Andrew Mitchell

Tampa Bay Buccaneers
- Title: Assistant offensive line coach

Personal information
- Born: June 12, 1985 (age 41) Choctaw, Oklahoma, U.S.
- Listed height: 6 ft 5 in (1.96 m)
- Listed weight: 308 lb (140 kg)

Career information
- High school: Choctaw (OK)
- College: Snow (2006–2007) Oklahoma State (2008–2009)
- NFL draft: 2010: undrafted

Career history

Playing
- Cincinnati Bengals (2010); Seattle Seahawks (2012)*; Jacksonville Jaguars (2012)*;
- * Offseason or practice squad member only

Coaching
- Houston (2013) Graduate assistant; North Carolina (2014–2015) Graduate assistant; TCU (2016) Assistant offensive line & tight ends coach; Indiana State (2016) Offensive line coach; Snow (2017–2018) Offensive coordinator; Snow (2019–2020) Head coach; TCU (2021) Offensive analyst; New Mexico State (2022–2023) Offensive line coach; New Mexico State (2024) Offensive line coach & assistant head coach; Oklahoma State (2025) Offensive line coach; Tampa Bay Buccaneers (2026-present) Assistant offensive line coach;

= Andrew Mitchell (American football) =

American football player (born 1985)

Andrew Mitchell (born June 12, 1985) is an American football coach former offensive tackle.
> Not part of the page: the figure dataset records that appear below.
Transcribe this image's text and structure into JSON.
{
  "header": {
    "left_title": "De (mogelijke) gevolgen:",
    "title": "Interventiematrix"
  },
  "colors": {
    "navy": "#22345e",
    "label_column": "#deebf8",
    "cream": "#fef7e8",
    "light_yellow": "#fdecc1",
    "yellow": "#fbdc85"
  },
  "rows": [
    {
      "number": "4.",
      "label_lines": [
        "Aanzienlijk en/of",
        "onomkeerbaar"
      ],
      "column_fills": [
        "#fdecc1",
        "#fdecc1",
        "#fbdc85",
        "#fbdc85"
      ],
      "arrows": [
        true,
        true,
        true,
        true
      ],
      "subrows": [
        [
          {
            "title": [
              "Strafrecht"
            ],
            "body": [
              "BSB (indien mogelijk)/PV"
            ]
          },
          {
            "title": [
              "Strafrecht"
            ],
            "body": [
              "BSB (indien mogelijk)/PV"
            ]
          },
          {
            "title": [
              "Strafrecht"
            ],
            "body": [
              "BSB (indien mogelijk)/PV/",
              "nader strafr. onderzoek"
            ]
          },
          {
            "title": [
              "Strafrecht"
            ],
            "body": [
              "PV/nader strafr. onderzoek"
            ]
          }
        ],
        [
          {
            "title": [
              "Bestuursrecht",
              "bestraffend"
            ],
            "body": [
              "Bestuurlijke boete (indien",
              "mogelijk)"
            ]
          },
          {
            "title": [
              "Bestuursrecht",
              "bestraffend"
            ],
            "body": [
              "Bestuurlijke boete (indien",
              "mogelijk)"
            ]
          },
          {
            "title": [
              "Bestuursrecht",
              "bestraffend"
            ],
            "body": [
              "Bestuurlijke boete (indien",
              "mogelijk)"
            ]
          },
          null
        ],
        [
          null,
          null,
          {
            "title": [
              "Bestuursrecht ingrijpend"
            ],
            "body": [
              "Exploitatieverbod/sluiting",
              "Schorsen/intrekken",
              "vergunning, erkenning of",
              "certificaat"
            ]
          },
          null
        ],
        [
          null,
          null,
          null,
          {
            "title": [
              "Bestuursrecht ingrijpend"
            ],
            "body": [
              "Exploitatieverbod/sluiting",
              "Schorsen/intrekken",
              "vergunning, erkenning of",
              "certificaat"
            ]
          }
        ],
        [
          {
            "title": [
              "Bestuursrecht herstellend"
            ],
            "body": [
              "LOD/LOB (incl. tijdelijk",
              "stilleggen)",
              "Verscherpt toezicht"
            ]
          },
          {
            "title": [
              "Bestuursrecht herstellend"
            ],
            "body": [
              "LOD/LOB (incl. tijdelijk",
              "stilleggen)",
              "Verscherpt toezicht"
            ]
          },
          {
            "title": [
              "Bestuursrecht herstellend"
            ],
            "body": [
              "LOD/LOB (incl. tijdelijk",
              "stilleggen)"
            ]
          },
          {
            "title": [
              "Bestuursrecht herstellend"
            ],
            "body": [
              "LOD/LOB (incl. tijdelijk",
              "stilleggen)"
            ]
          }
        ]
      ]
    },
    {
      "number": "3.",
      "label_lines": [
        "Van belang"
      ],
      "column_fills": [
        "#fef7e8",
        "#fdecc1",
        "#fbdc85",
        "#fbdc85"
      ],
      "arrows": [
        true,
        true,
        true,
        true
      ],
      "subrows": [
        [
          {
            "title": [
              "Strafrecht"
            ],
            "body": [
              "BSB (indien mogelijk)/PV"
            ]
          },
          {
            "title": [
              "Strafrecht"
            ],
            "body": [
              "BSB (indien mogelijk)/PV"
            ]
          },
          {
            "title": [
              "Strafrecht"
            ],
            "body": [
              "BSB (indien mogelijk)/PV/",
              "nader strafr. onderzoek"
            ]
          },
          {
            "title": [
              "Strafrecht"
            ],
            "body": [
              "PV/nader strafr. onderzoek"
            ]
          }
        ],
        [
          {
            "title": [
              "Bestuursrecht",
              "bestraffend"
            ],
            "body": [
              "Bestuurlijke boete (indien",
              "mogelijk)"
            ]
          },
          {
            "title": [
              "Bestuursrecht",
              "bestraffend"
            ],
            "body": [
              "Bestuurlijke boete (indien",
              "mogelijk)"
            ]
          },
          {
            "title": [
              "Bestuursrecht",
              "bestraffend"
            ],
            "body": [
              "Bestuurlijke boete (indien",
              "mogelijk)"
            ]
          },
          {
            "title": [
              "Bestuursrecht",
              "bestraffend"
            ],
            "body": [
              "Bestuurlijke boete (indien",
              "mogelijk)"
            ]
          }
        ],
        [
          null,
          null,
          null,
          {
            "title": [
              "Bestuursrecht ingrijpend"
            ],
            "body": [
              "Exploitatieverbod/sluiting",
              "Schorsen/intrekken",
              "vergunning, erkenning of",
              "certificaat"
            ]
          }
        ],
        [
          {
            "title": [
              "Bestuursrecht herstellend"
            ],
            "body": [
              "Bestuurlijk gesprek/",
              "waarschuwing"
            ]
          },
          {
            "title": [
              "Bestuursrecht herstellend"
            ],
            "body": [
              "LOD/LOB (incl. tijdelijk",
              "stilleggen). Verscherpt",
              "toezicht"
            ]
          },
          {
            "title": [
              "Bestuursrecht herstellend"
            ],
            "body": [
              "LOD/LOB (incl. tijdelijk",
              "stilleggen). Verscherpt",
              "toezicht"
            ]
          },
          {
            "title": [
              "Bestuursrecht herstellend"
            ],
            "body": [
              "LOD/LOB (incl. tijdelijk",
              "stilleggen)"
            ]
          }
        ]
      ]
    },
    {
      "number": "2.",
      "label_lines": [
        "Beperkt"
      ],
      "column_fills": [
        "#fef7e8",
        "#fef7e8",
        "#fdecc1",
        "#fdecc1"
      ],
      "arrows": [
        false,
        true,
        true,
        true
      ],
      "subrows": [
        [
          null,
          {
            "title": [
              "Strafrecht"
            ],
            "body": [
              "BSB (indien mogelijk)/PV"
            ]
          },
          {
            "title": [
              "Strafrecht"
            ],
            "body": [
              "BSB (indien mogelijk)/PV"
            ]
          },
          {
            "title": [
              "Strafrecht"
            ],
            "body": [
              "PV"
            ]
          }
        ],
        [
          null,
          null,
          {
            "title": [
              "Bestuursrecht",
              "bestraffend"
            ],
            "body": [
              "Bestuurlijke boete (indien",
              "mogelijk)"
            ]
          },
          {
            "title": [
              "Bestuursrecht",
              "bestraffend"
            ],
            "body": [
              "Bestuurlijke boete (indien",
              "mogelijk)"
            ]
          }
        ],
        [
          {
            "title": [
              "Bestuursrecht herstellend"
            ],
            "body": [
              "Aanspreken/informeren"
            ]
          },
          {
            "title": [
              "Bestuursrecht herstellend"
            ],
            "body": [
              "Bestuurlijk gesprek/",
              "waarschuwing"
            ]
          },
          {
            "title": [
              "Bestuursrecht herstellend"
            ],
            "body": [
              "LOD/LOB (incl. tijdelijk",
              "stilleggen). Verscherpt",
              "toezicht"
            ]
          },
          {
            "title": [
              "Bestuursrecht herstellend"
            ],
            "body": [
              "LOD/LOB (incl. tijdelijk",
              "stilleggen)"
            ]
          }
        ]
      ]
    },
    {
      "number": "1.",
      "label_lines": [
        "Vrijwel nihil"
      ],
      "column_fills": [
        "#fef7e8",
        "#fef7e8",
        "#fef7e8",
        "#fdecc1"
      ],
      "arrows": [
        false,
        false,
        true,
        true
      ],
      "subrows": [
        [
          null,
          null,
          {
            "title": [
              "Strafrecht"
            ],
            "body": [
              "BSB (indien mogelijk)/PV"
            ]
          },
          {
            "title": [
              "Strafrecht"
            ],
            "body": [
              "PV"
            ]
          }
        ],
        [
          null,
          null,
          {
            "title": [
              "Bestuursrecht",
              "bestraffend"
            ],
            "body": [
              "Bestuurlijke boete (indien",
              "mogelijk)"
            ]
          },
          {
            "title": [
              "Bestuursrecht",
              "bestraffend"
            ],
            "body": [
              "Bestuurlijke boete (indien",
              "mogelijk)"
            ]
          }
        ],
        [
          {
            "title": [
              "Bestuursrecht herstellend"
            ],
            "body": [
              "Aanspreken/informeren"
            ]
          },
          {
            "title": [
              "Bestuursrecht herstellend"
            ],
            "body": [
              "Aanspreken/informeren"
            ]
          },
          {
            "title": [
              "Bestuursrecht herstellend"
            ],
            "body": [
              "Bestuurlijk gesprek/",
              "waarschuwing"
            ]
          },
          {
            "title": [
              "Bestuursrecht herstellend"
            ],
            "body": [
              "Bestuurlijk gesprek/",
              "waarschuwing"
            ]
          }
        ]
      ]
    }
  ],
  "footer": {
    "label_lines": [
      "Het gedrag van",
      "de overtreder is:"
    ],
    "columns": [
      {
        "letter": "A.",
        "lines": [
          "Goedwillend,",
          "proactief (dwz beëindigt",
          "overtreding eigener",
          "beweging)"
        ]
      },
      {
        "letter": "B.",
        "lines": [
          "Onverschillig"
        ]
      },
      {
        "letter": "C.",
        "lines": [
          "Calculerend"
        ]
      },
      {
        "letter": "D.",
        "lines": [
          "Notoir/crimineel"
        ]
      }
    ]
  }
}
He played college football at Oklahoma State University. He was signed by the Cincinnati Bengals on April 30, 2010

He has also been a member of the Seattle Seahawks and Jacksonville Jaguars. Mitchell is a member of The Church of Jesus Christ of Latter-day Saints and served an LDS mission in California.

==Career==
On February 17, 2026, the Tampa Bay Buccaneers hired Mitchell to serve as the team's assistant offensive line coach under head coach Todd Bowles.